Je suis toujours désolé quand mes idoles s'effritent ce matin. Or, ce matin, il y a eu ce phénomène alors que je relisais le troisième tome du livre intitulé L'Art de la cuisine française au 19e siècle par Marie-Antoine Carême.
J'explorais le chapitre des sources et notamment des petites sauces froides, celui où l'on trouve la sauce "magnonnaise" avec une abondance de précisions culinaires. C'est dans ce texte en particulier qu'il y a cette phrase : "c'est du frottement répété de la cuiller en bois contre le bord de la terrine que dépendent de la blancheur et la fermeté de la sauce". Carême écrivait magonnaise et non pas mayonnaise et l'on sait que la sauce venait d'apparaître dans la cuisine française, comme une classique rémoulade... mais sans moutarde. Il l'a trouvée si bien qu'il l'utilisait très largement dans ses banquets.
En relisant le texte de Carême, j'ai trouvé d'abord la sauce magnonnaise, mais ensuite une mayonnaise d'une autre façon , pour laquelle on part de velouté, c'est-à-dire une sauce elle-même faite d'un roux et d'un mouillement, où il ajoute de l'huile d'Aix, du vinaigre et du jus de citron tout en battant. On a certainement une émulsion, de cette façon, mais d'un type bien différent de la mayonnaise originelle faite de jaune d'œuf, de vinaigre et d'huile.

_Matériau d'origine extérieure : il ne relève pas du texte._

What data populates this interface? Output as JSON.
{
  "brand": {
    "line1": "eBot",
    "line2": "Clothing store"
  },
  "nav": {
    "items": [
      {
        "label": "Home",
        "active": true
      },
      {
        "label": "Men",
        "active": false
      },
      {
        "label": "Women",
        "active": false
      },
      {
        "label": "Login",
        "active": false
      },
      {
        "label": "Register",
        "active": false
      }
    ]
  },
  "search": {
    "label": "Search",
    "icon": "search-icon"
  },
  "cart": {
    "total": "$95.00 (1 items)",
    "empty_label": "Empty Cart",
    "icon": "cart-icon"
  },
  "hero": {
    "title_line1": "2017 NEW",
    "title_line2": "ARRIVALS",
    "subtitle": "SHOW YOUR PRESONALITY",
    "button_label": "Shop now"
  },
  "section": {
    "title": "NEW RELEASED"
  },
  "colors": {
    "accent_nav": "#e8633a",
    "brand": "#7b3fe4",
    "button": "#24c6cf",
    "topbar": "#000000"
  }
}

Certes, il ne s'empêchait pas d'ajouter de la sauce au suprême (ou du velouté ou de l'allemande) à de la magnonnaise, ou à de la hollandaise, par exemple, pour leur donner plus de succulence, mais il détourne en quelque sorte l'appellation de mayonnaise, tout comme il le fait un peu plus loin à propos de ravigote et de rémoulade.

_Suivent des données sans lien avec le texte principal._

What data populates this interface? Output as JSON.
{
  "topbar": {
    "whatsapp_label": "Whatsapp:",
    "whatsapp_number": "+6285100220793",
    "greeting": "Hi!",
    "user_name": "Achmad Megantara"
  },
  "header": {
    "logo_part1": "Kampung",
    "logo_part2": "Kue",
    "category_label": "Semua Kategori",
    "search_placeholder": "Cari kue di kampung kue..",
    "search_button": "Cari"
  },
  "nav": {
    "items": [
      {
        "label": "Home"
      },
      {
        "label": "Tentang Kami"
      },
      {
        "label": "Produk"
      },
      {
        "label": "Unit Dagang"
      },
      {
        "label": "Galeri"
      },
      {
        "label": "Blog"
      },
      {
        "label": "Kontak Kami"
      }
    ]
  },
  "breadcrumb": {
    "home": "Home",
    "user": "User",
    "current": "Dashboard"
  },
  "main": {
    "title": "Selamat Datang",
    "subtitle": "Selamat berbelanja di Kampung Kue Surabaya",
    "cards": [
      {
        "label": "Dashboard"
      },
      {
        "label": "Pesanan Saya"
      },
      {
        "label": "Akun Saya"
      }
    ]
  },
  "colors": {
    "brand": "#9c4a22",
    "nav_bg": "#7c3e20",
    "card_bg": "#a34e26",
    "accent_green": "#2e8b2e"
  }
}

Je m'aperçois donc à ce propos que, malgré une grande autorité, une certaine prétention, Carême n'est pas la référence terminologique que j'aurais voulue et que lui-même n'a pas suffisamment exploré les textes du passé, même s'il cite Menon comme étant une référence fiable (ce qu'elle n'est pas entièrement).
En réalité, il n'a pas fait tout ce travail nécessaire de recherche historique et de comparaison des textes pour identifier des termes communs, pour obtenir des références culturelles solides.
Finalement Carême n'est donc pas plus fiable que le Guide culinaire qui viendra après lui, et que trop de personnes acceptent comme parole d'Evangile, et il faut donc ne pas s'arrêter à ce qu'il a écrit.
D'ailleurs, alors que je lis que je relis simultanément l'Eloge de la
cuisine française d'Édouard Nignon, je vois également des usages
terminologiques très contestables. Je vois même qui renomme à sa façon des préparations classiques. De quel droit ?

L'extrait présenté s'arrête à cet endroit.